Hank and Marie Schrader
Being an obnoxious person is obviously not a crime, but the writers of Breaking Bad went to great lengths to explore the icky behavior and hypocrisy of both Hank and Marie. Marie was Skyler’s entitled, snobbish, nosey, and kleptomaniac younger sister–but despite all of this messy behavior, Marie was not mired down in selfishness to the extent of those around her. She breaks bad several times throughout the series by stealing to achieve a vicarious thrill, and her and Hank’s self-preservation is paramount in her mind, but it is hard not to feel great sympathy for her in the series finale. Hank was brutish, a jerk more than once, a prototypical “bro” long after the age for frat-like bro culture should have passed, but he was a mostly decent person. There are some fans who hate how he ruthlessly pursued Walt in the final season–but that was his job.
Poor Ted. Watching his level of sleazy behavior deteriorate to the point of embarrassment by the final season was equal parts cringe and equal parts amusing when he takes a sliding fall across his living room floor.
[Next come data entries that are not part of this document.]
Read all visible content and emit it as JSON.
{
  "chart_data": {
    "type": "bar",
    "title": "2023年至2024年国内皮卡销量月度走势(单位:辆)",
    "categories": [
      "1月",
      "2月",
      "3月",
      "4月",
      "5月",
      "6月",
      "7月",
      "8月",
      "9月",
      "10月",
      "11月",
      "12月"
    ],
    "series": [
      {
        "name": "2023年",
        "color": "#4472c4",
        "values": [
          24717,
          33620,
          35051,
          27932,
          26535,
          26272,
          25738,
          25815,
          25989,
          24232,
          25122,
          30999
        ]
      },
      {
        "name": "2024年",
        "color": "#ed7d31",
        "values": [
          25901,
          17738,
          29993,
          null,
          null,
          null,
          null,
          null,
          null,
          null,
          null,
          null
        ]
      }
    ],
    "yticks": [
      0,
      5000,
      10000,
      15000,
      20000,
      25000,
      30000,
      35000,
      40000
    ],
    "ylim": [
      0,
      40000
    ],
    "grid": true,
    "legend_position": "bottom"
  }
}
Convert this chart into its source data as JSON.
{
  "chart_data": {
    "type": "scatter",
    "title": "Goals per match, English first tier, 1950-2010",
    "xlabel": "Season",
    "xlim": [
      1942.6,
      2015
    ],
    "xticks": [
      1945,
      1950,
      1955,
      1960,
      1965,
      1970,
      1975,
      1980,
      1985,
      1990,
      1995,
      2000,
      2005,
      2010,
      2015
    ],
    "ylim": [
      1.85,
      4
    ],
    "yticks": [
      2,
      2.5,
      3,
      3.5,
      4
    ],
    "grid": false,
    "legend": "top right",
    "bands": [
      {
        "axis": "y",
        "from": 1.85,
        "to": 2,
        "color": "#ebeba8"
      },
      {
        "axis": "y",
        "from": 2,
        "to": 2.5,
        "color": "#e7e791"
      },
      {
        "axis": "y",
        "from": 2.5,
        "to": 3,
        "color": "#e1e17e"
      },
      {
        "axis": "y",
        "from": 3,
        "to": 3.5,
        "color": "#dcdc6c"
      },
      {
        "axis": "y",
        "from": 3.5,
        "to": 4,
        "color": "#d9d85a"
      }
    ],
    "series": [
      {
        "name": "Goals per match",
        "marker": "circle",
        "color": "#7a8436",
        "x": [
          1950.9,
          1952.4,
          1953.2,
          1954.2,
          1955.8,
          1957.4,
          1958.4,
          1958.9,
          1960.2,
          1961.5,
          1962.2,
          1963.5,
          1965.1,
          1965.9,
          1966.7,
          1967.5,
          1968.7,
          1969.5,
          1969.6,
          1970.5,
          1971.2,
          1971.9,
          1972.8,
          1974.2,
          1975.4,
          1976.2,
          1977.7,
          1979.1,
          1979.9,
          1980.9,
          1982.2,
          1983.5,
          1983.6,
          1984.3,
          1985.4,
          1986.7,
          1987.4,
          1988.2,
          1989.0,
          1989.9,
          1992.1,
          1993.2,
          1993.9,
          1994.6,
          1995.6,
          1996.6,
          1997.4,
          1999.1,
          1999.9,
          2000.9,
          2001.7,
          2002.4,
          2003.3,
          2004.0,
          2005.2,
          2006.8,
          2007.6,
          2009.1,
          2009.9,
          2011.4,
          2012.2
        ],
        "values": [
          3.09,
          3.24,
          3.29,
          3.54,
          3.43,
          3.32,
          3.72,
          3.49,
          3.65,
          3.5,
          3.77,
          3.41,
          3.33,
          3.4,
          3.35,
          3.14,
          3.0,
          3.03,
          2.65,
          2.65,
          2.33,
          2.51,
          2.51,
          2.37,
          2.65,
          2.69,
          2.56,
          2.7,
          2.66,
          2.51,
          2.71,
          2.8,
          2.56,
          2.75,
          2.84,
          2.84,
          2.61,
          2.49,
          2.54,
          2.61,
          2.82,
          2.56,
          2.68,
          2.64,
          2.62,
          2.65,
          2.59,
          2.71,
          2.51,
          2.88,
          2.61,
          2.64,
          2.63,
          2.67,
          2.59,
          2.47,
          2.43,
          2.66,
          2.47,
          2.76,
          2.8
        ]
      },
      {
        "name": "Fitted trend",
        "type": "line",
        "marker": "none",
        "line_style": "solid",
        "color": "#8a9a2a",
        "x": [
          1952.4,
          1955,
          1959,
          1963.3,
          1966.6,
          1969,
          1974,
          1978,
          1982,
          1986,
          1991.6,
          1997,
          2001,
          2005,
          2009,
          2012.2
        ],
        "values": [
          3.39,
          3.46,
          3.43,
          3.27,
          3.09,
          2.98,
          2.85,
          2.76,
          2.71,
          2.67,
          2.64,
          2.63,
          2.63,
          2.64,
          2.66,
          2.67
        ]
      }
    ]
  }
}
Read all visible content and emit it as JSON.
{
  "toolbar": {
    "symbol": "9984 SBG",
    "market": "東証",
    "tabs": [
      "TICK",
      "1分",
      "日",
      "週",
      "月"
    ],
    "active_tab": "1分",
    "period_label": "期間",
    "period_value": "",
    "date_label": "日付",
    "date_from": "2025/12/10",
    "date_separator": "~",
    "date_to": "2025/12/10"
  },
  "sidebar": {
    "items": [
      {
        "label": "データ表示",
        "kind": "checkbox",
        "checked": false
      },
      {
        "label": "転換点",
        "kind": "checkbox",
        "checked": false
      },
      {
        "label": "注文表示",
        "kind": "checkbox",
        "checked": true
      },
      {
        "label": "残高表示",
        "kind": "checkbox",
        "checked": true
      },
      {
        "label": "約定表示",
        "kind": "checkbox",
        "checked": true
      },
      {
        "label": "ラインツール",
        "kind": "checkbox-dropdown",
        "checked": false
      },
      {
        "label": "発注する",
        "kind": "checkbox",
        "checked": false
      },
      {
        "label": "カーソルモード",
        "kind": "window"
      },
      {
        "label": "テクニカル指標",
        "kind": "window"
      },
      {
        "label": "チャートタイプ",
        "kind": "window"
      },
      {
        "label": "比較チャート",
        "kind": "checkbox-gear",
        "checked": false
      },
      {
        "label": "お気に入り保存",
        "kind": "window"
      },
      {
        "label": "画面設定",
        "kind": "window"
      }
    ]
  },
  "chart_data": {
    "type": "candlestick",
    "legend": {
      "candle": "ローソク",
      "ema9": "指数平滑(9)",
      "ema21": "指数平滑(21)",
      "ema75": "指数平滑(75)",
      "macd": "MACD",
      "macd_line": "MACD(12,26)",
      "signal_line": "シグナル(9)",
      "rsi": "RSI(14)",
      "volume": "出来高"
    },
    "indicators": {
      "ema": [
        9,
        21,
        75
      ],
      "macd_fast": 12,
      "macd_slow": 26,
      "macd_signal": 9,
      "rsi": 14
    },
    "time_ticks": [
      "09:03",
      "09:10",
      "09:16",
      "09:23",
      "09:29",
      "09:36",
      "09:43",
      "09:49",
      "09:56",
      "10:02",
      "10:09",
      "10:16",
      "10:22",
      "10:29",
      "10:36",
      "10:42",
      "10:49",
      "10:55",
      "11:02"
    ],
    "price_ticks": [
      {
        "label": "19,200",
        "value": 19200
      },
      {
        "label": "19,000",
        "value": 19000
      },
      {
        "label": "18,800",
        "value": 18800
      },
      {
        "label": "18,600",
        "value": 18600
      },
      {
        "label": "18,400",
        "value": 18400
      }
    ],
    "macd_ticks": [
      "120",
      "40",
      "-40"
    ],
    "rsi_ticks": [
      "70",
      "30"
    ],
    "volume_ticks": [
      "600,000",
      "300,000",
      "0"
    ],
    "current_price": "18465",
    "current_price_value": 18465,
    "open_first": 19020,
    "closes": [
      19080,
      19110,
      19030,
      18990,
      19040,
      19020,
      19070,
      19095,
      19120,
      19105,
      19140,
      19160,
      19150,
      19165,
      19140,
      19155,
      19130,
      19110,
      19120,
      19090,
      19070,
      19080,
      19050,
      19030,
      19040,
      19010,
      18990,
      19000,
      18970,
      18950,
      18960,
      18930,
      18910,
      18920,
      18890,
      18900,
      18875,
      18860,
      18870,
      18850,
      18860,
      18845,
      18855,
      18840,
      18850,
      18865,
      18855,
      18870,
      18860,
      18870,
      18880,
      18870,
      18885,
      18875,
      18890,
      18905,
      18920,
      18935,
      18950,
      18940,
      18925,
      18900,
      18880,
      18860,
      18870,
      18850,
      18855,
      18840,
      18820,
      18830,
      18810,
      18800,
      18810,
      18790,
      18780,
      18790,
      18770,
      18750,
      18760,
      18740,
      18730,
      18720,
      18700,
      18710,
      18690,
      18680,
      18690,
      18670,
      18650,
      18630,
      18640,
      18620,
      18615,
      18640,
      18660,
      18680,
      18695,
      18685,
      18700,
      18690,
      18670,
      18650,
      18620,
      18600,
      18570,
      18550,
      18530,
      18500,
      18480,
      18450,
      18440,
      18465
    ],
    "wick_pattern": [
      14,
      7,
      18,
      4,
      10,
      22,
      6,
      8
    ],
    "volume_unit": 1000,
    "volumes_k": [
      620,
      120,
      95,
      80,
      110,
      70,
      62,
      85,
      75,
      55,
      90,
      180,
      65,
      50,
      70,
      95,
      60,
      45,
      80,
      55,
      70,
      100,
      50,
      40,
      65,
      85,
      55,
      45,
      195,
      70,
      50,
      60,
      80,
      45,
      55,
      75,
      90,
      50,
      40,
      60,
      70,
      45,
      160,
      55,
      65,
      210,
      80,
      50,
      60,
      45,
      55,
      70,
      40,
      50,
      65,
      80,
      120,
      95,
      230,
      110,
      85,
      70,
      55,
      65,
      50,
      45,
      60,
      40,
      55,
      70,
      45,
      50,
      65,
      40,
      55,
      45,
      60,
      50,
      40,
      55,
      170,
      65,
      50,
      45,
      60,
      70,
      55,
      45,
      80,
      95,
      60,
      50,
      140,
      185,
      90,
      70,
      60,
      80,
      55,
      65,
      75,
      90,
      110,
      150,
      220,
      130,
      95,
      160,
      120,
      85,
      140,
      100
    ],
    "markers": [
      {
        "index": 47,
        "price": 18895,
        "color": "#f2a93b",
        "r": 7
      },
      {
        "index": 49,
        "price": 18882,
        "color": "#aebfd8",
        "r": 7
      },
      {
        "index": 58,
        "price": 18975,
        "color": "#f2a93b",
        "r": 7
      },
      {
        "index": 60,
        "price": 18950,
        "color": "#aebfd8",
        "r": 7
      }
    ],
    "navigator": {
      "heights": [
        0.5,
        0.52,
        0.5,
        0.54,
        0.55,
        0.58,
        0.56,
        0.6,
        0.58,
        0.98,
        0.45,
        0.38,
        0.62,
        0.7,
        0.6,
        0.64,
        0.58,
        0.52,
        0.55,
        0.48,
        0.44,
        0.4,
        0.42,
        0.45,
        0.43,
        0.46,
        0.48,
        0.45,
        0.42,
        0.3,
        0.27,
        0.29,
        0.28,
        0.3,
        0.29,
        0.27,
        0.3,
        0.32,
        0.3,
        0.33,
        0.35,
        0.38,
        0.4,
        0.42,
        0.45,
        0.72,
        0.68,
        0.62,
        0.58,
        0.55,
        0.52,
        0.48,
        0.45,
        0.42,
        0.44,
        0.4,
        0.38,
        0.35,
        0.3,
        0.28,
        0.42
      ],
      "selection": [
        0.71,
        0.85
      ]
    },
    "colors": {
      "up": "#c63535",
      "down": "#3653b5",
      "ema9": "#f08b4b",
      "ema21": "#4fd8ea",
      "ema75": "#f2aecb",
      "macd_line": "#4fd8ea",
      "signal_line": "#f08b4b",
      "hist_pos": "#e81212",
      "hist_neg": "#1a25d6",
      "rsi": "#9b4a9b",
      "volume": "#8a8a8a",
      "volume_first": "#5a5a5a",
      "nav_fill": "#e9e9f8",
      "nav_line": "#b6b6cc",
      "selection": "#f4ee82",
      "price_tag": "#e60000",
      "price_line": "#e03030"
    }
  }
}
Ted Beneke was the quintessential venture capitalist—complete with rampant corruption and a strong dose of hypocrisy that allows him to excuse his embezzlement as a means to provide for his employees. But when his true colors are revealed to Skyler when push comes to shove concerning the IRS bringing all of them down, all of our suspicions about Ted become crystal clear. Most people will meet a Ted Beneke at some point in their lives, and some redeem themselves when they get caught while others do not. When we last see him, it seems like Ted is ready to move on.
Skinny Pete and Badger
Jesse’s long-time friends Skinny Pete and Badger are the types of low-level criminals that pop up in shows and movies that you cannot help but like. They never reach the heights that Jesse reaches in terms of co-heading a criminal enterprise, but they do their fair share of breaking bad as a means to an end. We last see the characters in the film El Camino: A Breaking Bad Movie (2019), which picks up right where the story ended in September 2010. Along with Ed Galbraith, who also shows up in El Camino, Skinny Pete, and Badger will keep going through their lives as low-level criminals–the type of criminals that are only interested in business transactions to make a living.